Among his many books, perhaps none have sparked more outrage than THE MISSIONARY POSITION, Christopher Hitchens's meticulous study of the life and deeds of Mother Teresa.

A Nobel Peace Prize recipient beatified by the Catholic Church in 2003, Mother Teresa of Calcutta was celebrated by heads of state and adored by millions for her work on behalf of the poor. In his measured critique, Hitchens asks only that Mother Teresa's reputation be judged by her actions-not the other way around.

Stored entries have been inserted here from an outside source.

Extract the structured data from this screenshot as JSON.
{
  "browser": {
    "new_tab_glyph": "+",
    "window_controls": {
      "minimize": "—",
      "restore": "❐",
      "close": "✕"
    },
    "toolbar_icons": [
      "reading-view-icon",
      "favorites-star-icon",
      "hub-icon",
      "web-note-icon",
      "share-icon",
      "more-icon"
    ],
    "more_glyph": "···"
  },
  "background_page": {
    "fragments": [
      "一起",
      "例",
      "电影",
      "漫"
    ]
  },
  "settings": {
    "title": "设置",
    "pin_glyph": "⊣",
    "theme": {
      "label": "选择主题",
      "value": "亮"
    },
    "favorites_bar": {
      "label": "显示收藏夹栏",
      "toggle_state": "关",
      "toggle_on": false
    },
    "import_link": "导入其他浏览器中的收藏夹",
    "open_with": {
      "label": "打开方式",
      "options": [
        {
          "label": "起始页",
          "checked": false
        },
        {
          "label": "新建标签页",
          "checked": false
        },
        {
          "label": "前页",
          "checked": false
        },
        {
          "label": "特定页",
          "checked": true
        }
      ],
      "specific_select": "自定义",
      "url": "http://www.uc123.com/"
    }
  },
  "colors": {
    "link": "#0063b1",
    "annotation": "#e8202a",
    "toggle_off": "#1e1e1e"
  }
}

With characteristic élan and rhetorical dexterity, Hitchens eviscerates the fawning cult of Teresa, recasting the Albanian missionary as a spurious, despotic, and megalomaniacal operative of the wealthy who long opposed measures to end poverty, and fraternized, for financial gain, with tyrants and white-collar criminals throughout the world.

What's next--The Girl Scouts: The Untold Story? How could anybody write a debunking book about Mother Teresa and her Missionaries of Charity order? Well, in this little cruise missile of a book, Hitchens quickly establishes that the idea is not without point. After all, what is Mother Teresa doing hanging out with a dictator's wife in Haiti and accepting over a million dollars from Charles Keating? The most riveting material in the book is contained in two letters: one from Mother Teresa to Judge Lance Ito--then weighing what sentence to dole out to the convicted Keating--which cited all the work Keating has done "to help the poor," and another from a Los Angeles deputy D.A., Paul Turley, back to Mother Teresa that eloquently stated that rather than working to reduce Keating's sentence, she should return the money he gave her to its rightful owners, the defrauded bond-holders. (Significantly, Mother Teresa never replied.) And why do former missionary workers and visiting doctors consistently observe that the order's medical practices seem so inadequate, especially given all the money that comes in? (Hitchens acidly observes that on the other hand, Mother Teresa herself always manages to receive world-class medical care.) Hitchens's answer is that Mother Teresa is first and foremost interested not in providing medical treatment, but in furthering Catholic doctrine and--quite literally--becoming a saint.